If you’re curious about how this all works, HotHardware has a great write-up detailing some of the technical aspects behind motion blurring and ULMB 2. Basically, since LCD and OLED monitors are “sample and hold” displays that only show static images until it refreshes, this leads your brain to see a blur attached to whatever your eyes are tracking across your screen, similar to the way that fast-moving objects appear blurry in real life.

There are already a couple of methods LCD and OLED monitors use to reduce motion blur, but neither does a perfect job. Some monitors quickly flash a backlight at the same time it refreshes an image, mimicking good ol’ CRT monitors, while other displays build upon this by adding a completely black image between each frame to help reduce blur. Both of these methods can cause unpleasant side effects, however, as they can make images appear dimmer and can cause a flickering effect.

But with ULMB 2, Nvidia is hoping to improve on these issues with full refresh rate backlight strobing and improved brightness. Instead of using the backlight to show how each pixel transitions from one color to the next, Nvidia says monitors with ULMB 2 will only shine the backlight on a pixel when it has fully completed the transition to its new color.

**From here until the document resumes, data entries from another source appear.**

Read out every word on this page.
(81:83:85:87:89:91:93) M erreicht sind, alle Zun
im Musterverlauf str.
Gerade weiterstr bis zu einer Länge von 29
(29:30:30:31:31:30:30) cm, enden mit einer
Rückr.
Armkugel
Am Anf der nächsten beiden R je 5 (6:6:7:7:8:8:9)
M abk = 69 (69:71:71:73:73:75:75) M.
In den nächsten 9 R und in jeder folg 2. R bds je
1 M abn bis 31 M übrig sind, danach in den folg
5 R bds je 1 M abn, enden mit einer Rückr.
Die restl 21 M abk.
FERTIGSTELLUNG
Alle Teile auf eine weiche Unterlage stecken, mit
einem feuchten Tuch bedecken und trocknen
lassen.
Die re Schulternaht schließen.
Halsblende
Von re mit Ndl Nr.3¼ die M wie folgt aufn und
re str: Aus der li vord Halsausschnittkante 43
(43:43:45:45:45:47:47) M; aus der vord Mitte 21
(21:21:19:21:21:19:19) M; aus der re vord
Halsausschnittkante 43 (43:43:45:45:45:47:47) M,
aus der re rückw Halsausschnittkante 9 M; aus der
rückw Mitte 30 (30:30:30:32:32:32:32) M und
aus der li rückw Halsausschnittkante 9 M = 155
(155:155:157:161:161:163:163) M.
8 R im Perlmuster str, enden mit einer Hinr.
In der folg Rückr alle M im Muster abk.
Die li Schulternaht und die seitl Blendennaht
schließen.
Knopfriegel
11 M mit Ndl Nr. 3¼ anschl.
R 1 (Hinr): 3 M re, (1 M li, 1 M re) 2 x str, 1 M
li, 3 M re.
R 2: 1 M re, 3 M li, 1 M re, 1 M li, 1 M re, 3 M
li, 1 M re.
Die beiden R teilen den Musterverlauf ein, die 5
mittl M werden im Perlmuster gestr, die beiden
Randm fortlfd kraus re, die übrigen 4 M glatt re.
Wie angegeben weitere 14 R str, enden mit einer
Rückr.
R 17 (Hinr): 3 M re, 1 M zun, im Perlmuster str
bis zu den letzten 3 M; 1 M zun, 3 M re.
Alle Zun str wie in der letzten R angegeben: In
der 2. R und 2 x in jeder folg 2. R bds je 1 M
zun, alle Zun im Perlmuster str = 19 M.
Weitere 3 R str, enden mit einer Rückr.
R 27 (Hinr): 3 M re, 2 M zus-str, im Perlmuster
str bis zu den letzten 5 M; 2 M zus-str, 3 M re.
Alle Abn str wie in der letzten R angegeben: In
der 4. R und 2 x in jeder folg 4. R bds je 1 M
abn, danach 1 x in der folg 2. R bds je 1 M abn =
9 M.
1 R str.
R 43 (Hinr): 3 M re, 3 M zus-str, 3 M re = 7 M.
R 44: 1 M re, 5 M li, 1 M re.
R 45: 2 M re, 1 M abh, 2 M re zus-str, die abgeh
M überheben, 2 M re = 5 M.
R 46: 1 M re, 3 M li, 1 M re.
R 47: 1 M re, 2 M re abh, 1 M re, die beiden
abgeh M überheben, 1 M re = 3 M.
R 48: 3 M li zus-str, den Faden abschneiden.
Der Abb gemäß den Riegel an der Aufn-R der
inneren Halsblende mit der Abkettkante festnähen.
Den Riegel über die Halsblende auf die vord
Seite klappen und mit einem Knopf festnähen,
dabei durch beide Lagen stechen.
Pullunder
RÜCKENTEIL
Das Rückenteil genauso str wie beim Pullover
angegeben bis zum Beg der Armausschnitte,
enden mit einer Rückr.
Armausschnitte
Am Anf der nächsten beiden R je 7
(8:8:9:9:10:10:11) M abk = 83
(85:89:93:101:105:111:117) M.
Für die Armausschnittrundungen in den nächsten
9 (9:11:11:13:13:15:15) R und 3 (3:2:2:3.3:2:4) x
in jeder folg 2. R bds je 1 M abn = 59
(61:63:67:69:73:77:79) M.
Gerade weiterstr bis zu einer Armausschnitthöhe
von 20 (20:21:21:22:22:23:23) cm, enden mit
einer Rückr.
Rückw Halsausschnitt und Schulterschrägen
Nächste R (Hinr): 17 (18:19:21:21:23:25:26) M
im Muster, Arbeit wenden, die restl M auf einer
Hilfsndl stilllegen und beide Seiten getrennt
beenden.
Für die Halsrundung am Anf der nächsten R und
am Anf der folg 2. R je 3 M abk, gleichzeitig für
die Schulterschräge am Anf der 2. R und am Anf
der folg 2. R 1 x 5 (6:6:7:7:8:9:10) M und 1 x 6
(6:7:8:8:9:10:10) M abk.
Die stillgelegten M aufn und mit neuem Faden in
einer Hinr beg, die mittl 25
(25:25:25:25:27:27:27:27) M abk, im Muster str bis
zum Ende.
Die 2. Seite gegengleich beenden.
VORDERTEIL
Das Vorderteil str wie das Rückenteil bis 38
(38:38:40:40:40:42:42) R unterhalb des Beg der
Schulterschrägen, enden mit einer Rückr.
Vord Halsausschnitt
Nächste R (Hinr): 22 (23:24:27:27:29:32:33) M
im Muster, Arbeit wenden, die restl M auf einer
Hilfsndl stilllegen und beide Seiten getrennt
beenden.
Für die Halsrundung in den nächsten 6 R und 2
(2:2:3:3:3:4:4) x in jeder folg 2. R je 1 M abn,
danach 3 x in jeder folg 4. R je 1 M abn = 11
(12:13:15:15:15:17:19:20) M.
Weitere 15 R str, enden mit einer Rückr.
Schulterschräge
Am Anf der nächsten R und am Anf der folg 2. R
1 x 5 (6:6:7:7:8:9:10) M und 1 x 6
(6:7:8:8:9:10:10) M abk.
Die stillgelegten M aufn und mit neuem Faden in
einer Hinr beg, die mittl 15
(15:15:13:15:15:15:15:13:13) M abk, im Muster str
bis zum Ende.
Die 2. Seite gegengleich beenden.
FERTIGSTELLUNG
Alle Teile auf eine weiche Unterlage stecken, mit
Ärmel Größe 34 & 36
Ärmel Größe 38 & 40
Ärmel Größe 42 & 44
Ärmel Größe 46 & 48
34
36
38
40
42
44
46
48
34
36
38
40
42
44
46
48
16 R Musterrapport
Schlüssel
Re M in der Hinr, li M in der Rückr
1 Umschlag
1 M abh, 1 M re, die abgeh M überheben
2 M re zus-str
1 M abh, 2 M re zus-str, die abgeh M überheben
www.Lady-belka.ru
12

The company adds that the upgraded ULMB 2 ensures that the “pixels throughout the panel are at the right level at precisely the right time for the backlight to be flashed,” mitigating something called crosstalk, an issue that creates double images on a display when an object is in motion. It can also deliver 250 nits of brightness, which Nvidia says almost doubles the amount of brightness offered by the original ULMB.

You can see ULMB 2 in action in the video embedded above, and it’s pretty impressive. Unfortunately, the feature isn’t available for a wide range of G-Sync monitors just yet, as you can only use the feature after applying a firmware update to the Acer Predator XB273U F or ASUS ROG Swift PG27AQN, both of which are 1440p displays that run at 360Hz.

The upcoming 540Hz ASUS ROG Swift Pro PG248QP and the 360Hz AOC AGON AG276QSG will also add support for ULMB 2, but there’s no word on whether it will come to the world’s first 500Hz monitor from Alienware. Of course, if you want to take advantage of these high refresh rates, you’ll need a PC that can actually run games at a high enough frames-per-second.